Best of all, Santa Fe is a place that makes you slow down. I found myself losing track of time, perusing exhibits and contemplating each piece with more appreciation than usual. I’d have to credit this to the kind and passionate people I met there, who seemed to value genuine human interaction and the beauty of the world, over technology and virtual humdrum. Sometimes I wonder what the world would be like if more people had priorities like these.

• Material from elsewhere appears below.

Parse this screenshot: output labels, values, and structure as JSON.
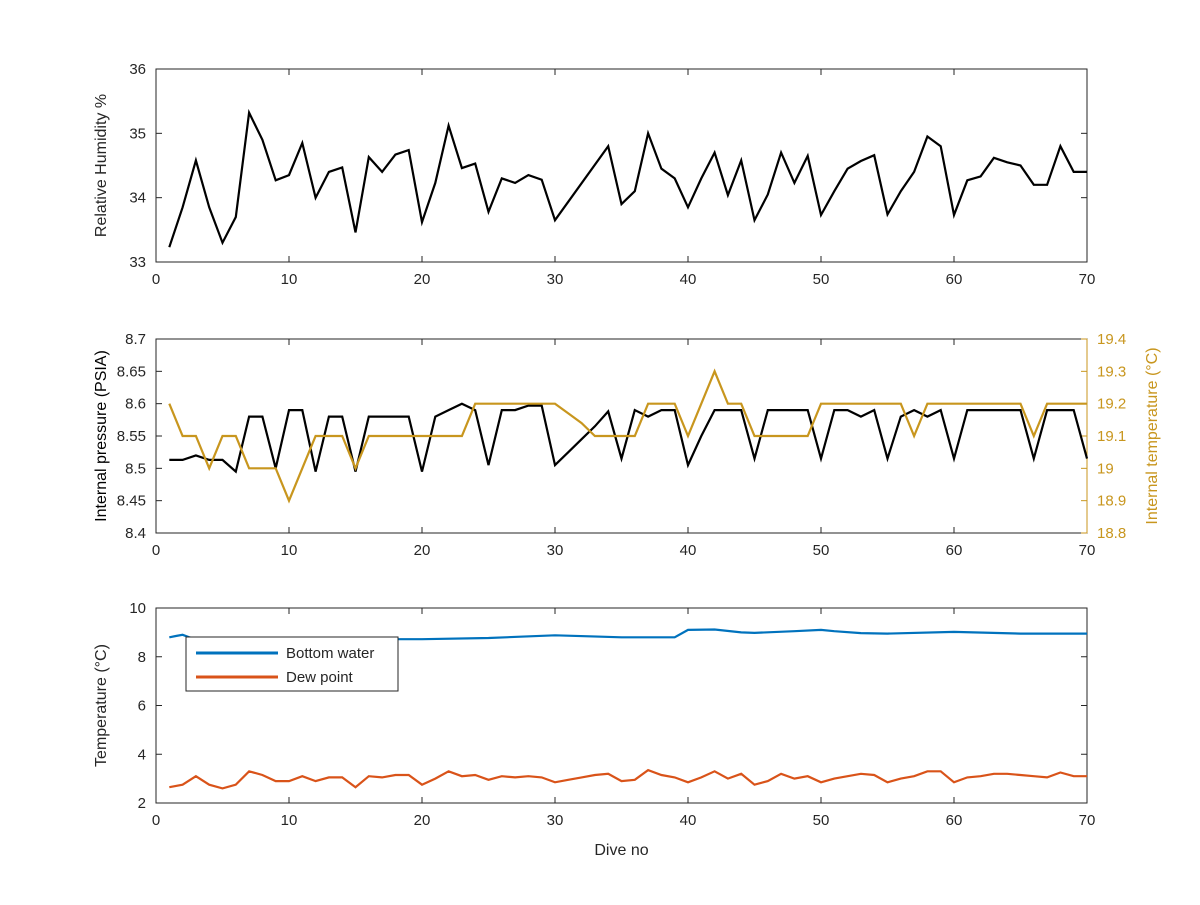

My absolute favorite gallery was the Georgia O’Keeffe Museum, who, if you weren’t aware, was a complete and total badass. She was one of the very first American artists to practice pure abstraction, and is now recognized as the Mother of American Modernism. After her husband Alfred Stieglitz passed away in 1946, O’Keeffe moved to New Mexico and redefined herself on her own terms — triumphing over the sexualized, Freudian analysis that critics placed on her abstract work in New York. She was known as “the loner in the desert” and became an iconic, mythic figure. I am utterly inspired by the photographs of her dirt biking in the New Mexican desert and rafting down the Colorado River at the ripe old age of 74. #Goals.
Other highlights include exploring the exhibits at Museum Hill (which also houses the Botanical Gardens), finding a $29 steal of leather wedges at Art.i.fact (awesome consignment shops abound in Santa Fe!), and stopping along Canyon Road for a mid-day treat at The Teahouse.
I’d also recommend: Ohori’s (for great coffee), The Pantry (for the best Huevos Rancheros in town), The Shed (for an authentic, New Mexican lunch), and Tabla de Los Santos (for an incredible, farm-to-fork dinner).